Community General is not looking to buy practices, said Tom Quinn, Community’s president and CEO. To position itself for the changes coming in health care, Community is seeking to merge with Upstate University Hospital.
“For a stand-alone hospital to take on the investment and management and risk of employing many physicians is a huge task, a huge investment and a huge risk,” Quinn said. “Hospitals here and elsewhere have failed at this before. That’s why we’re looking to develop initiatives with University Hospital, with its larger base, its broader specialty panel and its established employment opportunities, at the same time we continue to work with private practitioners.”
George Chapman, a Syracuse health care consultant, said hospitals are asking him to evaluate doctors’ practices as potential acquisition targets. He’s also hearing from practices considering selling out.

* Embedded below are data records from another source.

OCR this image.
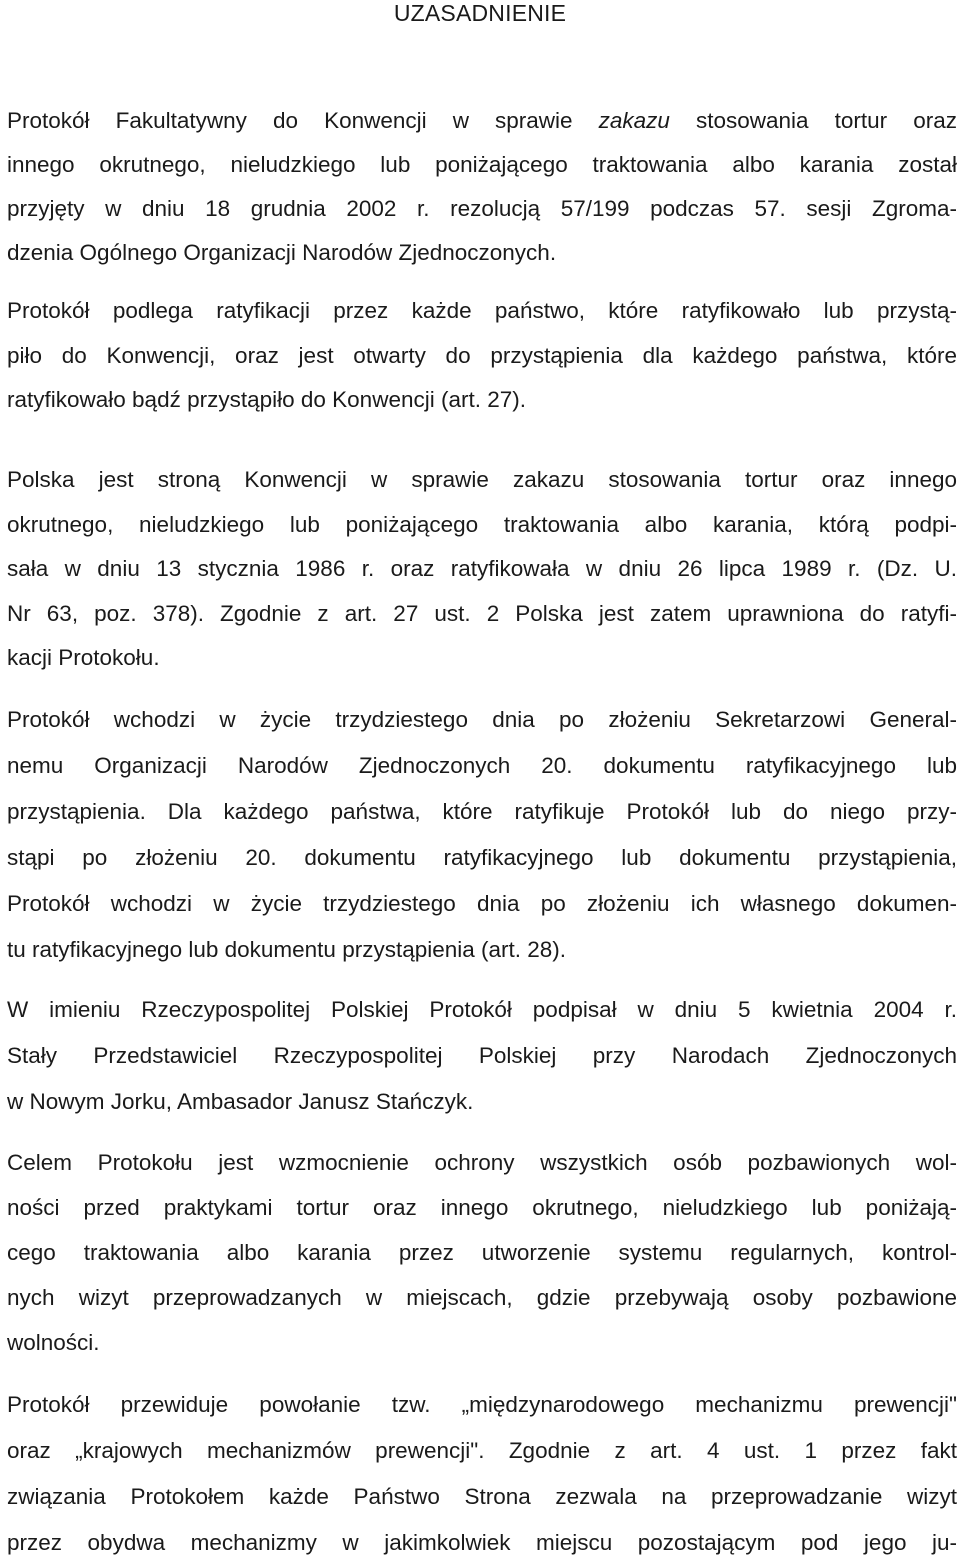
UZASADNIENIE
Protokół Fakultatywny do Konwencji w sprawie zakazu stosowania tortur oraz
innego okrutnego, nieludzkiego lub poniżającego traktowania albo karania został
przyjęty w dniu 18 grudnia 2002 r. rezolucją 57/199 podczas 57. sesji Zgroma-
dzenia Ogólnego Organizacji Narodów Zjednoczonych.
Protokół podlega ratyfikacji przez każde państwo, które ratyfikowało lub przystą-
piło do Konwencji, oraz jest otwarty do przystąpienia dla każdego państwa, które
ratyfikowało bądź przystąpiło do Konwencji (art. 27).
Polska jest stroną Konwencji w sprawie zakazu stosowania tortur oraz innego
okrutnego, nieludzkiego lub poniżającego traktowania albo karania, którą podpi-
sała w dniu 13 stycznia 1986 r. oraz ratyfikowała w dniu 26 lipca 1989 r. (Dz. U.
Nr 63, poz. 378). Zgodnie z art. 27 ust. 2 Polska jest zatem uprawniona do ratyfi-
kacji Protokołu.
Protokół wchodzi w życie trzydziestego dnia po złożeniu Sekretarzowi General-
nemu Organizacji Narodów Zjednoczonych 20. dokumentu ratyfikacyjnego lub
przystąpienia. Dla każdego państwa, które ratyfikuje Protokół lub do niego przy-
stąpi po złożeniu 20. dokumentu ratyfikacyjnego lub dokumentu przystąpienia,
Protokół wchodzi w życie trzydziestego dnia po złożeniu ich własnego dokumen-
tu ratyfikacyjnego lub dokumentu przystąpienia (art. 28).
W imieniu Rzeczypospolitej Polskiej Protokół podpisał w dniu 5 kwietnia 2004 r.
Stały Przedstawiciel Rzeczypospolitej Polskiej przy Narodach Zjednoczonych
w Nowym Jorku, Ambasador Janusz Stańczyk.
Celem Protokołu jest wzmocnienie ochrony wszystkich osób pozbawionych wol-
ności przed praktykami tortur oraz innego okrutnego, nieludzkiego lub poniżają-
cego traktowania albo karania przez utworzenie systemu regularnych, kontrol-
nych wizyt przeprowadzanych w miejscach, gdzie przebywają osoby pozbawione
wolności.
Protokół przewiduje powołanie tzw. „międzynarodowego mechanizmu prewencji"
oraz „krajowych mechanizmów prewencji". Zgodnie z art. 4 ust. 1 przez fakt
związania Protokołem każde Państwo Strona zezwala na przeprowadzanie wizyt
przez obydwa mechanizmy w jakimkolwiek miejscu pozostającym pod jego ju-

Interest in hospitals buying practices is particularly keen in rural one-hospital towns, where hospitals and private practices are finding it hard to recruit doctors, he said.
“They have to be on the same page when it comes to recruiting doctors,” Chapman said. “They cannot be seen as competitors.”
The trend also is being fueled by new doctors who would rather be employed than be partners in private practices, according to Chapman.
“They are looking for set hours and want to maintain a quality of life,” he said.
Declining insurance payments have made it less lucrative to be a partner in a private medical practice, he said. Doctors typically have to buy in to a practice to become a partner. They used to be able to recoup their money in one to three years, Chapman said. Now it takes much longer because of shrinking reimbursements. Many young doctors can make just as much money employed by a hospital, he said.
Hospitals getting into the physician practice acquisition game are a lot smarter now because they learned from the mistakes made in the 1990s, according to Chapman.
“They seem to be doing it now for the right reasons,” he said.
Kronenberg said Crouse may buy other practices, but it will proceed with caution.
“We want to get this right,” Kronenberg said. “We don’t want to do too many different things at the same time.”